A propósito do seminário e workshop Future Traditions

A ciência dos futuros – disse Platão – é a que distingue os deuses dos homens, e daqui lhes veio sem dúvida aquele antiquíssimo apetite de serem como deuses.
*Padre António Vieira

Sempre houve relações entre a arquitectura e as vanguardas tecnológicas, seja na construção e no estaleiro de obra, seja na configuração do projecto e dos seus modos de representação. Essa presença constante no processo arquitectónico, da concepção à utilização, torna ambígua a fronteira entre os dois mundos, ao ponto de não ser possível distinguir se é a tecnologia que influencia a arquitectura ou se é a arquitectura que domestica a tecnologia, incorporando-a na sua disciplina. Ainda nos são próximas as ambiguidades e conflitos inerentes à tecnologia construtiva do betão armado, onde é impossível descortinar o seu impacto na formação da linguagem do movimento moderno relativamente a práticas artísticas como a escultura ou a pintura. Se pensarmos na utilização de software da indústria de animação americana dos anos 90, é perceptível o impacto que as tecnologias digitais tiveram na especulação formal da arquitectura, como também é evidente a importância dos formatos de vídeo e das pré-visualizações tridimensionais nos mecanismos de apresentação e promoção da arquitectura nos media e para os próprios clientes e investidores.

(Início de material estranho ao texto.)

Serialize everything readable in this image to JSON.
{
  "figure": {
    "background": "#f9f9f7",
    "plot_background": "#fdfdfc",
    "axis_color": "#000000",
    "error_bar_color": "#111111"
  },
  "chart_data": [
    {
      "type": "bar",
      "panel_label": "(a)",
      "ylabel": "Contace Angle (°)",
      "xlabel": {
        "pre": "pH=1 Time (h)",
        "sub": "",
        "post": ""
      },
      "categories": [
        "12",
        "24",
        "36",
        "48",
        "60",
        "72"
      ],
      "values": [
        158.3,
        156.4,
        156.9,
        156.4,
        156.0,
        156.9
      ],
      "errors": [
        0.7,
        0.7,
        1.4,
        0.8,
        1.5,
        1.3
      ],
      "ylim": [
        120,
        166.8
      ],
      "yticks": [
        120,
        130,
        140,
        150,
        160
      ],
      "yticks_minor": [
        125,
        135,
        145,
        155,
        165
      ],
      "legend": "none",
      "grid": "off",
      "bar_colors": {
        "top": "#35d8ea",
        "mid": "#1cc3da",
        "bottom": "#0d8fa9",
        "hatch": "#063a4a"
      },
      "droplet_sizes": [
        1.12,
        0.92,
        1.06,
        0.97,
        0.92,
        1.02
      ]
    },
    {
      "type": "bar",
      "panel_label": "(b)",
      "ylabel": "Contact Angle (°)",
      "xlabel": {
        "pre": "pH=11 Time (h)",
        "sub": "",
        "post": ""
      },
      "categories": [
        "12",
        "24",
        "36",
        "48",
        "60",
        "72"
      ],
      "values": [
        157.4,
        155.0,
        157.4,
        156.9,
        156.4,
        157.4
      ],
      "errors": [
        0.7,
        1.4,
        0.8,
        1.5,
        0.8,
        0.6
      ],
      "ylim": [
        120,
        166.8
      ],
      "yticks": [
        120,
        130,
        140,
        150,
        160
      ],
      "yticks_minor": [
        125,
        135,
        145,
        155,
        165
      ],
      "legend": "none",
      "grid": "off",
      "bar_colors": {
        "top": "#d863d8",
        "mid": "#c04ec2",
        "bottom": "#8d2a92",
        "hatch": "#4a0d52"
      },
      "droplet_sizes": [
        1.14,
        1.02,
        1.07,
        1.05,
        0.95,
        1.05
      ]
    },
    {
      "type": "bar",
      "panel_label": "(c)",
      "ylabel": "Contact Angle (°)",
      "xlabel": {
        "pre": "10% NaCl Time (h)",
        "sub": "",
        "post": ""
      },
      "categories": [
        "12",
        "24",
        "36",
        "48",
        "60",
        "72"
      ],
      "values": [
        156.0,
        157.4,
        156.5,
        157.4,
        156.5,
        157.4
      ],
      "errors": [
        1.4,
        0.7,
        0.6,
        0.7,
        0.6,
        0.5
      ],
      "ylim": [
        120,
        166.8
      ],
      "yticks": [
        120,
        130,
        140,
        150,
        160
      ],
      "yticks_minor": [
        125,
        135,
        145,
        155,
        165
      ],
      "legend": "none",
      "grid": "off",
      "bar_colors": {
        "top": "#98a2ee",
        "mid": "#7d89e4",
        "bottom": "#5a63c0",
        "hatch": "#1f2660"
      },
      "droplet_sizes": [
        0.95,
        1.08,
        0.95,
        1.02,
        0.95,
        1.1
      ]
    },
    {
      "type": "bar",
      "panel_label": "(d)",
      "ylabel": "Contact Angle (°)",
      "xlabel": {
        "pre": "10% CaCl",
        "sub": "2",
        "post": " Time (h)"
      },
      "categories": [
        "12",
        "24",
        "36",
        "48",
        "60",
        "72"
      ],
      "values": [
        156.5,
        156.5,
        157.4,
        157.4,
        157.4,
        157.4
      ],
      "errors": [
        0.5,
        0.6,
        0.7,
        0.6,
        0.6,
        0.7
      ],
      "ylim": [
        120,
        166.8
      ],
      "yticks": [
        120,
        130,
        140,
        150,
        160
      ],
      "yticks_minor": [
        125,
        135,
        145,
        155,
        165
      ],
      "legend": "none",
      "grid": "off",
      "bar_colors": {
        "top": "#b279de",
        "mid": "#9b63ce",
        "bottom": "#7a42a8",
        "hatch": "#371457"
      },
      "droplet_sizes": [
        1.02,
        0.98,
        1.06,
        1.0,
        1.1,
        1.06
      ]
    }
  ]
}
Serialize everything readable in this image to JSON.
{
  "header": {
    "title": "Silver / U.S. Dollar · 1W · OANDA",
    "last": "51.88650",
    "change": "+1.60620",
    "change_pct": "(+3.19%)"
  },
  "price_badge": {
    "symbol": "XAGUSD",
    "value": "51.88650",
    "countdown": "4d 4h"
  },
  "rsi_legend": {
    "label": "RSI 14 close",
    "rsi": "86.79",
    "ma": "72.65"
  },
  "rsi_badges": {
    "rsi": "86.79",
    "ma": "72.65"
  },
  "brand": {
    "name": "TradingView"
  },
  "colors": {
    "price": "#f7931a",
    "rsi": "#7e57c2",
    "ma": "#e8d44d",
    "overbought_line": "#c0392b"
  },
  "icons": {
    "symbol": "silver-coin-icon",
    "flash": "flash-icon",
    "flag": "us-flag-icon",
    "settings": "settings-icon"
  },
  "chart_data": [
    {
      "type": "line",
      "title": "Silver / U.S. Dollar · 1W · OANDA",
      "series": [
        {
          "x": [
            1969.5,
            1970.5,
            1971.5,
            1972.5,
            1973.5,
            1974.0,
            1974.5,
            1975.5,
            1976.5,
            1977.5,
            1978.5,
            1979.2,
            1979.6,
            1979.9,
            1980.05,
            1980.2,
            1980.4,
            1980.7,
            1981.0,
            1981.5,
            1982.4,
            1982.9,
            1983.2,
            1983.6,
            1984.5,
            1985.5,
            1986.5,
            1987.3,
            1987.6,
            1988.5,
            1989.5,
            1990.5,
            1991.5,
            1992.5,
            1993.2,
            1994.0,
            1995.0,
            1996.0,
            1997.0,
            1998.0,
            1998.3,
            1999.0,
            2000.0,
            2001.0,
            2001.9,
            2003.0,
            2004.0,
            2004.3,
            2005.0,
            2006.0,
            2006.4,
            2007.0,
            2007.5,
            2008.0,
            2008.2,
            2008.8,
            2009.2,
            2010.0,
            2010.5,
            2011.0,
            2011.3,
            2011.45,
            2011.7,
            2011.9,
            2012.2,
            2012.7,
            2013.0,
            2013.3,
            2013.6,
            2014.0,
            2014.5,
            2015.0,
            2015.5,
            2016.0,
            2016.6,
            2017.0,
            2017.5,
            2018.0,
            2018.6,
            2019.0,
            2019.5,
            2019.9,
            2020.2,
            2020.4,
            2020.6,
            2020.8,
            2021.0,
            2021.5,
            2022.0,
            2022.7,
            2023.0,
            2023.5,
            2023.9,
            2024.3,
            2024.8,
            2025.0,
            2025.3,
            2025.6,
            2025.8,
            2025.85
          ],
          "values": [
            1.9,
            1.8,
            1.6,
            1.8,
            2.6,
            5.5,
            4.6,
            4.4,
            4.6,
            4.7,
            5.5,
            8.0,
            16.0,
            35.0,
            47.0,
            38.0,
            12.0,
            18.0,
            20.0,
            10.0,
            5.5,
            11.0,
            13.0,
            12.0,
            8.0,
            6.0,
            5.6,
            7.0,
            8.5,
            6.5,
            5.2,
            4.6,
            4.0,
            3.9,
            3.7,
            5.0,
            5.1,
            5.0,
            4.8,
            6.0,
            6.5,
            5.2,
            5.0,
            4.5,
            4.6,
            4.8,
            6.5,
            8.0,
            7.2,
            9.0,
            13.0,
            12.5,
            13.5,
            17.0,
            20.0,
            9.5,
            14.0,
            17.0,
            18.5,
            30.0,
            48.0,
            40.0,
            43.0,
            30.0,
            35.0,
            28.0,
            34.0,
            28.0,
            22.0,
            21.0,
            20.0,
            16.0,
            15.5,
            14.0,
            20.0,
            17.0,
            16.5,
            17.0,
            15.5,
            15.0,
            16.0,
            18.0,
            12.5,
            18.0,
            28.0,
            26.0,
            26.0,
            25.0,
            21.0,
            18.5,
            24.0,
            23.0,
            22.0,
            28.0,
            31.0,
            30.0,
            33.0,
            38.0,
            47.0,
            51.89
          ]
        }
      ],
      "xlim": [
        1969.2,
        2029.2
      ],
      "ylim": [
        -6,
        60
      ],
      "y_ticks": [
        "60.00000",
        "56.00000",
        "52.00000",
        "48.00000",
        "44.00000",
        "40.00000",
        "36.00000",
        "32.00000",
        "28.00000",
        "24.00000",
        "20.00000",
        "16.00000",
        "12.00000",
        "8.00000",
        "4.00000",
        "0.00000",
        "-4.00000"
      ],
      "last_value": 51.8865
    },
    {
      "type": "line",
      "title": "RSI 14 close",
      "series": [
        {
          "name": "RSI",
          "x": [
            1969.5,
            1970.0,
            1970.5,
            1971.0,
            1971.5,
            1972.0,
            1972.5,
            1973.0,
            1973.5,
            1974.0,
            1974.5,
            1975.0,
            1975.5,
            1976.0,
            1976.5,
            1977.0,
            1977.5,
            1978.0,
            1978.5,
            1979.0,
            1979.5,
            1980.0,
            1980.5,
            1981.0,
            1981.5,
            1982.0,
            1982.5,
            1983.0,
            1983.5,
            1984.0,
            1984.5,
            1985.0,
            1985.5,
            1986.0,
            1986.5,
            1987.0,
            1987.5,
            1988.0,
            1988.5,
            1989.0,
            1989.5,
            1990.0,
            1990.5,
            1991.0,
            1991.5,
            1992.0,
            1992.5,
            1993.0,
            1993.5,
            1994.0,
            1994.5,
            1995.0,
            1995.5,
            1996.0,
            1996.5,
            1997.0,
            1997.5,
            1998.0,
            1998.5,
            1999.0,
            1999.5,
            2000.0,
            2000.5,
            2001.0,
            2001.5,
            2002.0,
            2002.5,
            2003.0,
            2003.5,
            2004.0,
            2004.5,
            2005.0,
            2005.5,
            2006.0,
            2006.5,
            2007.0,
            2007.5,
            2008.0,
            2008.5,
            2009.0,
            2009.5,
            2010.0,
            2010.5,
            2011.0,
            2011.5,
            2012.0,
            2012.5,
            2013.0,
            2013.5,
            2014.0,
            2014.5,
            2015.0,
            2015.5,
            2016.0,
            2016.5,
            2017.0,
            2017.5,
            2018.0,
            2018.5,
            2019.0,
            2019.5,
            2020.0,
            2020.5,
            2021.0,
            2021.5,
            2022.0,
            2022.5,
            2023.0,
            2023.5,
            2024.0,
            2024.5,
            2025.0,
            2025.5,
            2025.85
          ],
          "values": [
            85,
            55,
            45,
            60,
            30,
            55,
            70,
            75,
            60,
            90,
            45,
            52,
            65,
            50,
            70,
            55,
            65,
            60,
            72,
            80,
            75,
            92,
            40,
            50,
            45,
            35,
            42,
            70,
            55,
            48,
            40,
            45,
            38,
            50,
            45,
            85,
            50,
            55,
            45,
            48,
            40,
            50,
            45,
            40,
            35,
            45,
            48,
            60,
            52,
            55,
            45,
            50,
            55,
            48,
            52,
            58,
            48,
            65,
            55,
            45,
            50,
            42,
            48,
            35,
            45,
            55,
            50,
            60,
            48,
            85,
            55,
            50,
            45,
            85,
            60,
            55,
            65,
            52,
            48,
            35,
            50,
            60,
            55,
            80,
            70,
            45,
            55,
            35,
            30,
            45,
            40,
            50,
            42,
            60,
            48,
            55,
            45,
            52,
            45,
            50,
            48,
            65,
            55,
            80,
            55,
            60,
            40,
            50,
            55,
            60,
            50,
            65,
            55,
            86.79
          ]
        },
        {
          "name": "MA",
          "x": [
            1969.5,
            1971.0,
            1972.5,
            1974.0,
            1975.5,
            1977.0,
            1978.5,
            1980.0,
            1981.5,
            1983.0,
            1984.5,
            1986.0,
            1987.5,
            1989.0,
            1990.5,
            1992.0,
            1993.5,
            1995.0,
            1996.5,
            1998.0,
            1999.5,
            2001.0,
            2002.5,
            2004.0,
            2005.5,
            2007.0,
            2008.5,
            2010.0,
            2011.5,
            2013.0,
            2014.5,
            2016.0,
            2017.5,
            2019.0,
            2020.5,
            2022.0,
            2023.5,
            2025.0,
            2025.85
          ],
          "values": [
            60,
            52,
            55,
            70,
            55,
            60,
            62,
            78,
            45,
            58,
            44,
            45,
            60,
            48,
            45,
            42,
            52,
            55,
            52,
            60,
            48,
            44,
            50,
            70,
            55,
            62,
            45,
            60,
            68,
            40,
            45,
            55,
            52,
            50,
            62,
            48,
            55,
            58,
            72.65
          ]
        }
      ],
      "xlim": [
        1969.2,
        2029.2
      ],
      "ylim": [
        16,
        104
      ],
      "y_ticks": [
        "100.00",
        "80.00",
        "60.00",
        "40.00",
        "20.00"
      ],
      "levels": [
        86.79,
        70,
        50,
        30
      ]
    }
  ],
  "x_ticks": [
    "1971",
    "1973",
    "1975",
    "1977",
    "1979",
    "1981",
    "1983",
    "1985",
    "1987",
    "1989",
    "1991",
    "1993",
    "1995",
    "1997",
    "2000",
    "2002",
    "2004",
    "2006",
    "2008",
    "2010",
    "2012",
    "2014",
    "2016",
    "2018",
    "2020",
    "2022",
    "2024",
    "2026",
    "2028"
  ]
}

Hoje, o uso de ferramentas paramétricas, como as tecnologias CAD/CAM – Computer Assisted Design e Computer Assisted Manufacture – não só contagiou as universidades de todo o mundo em laboratórios de investigação e desenvolvimento, como está presente nos ateliers de arquitectura, incorporado no discurso de concepção ou como mera ferramenta de desenho e produção, exemplos disso são os escritórios Foster + Partners – que têm um departamento de desenho paramétrico –, ou o UnStudio, que desde os anos 90 tem apoiado o seu discurso arquitectónico em tecnologias de computação.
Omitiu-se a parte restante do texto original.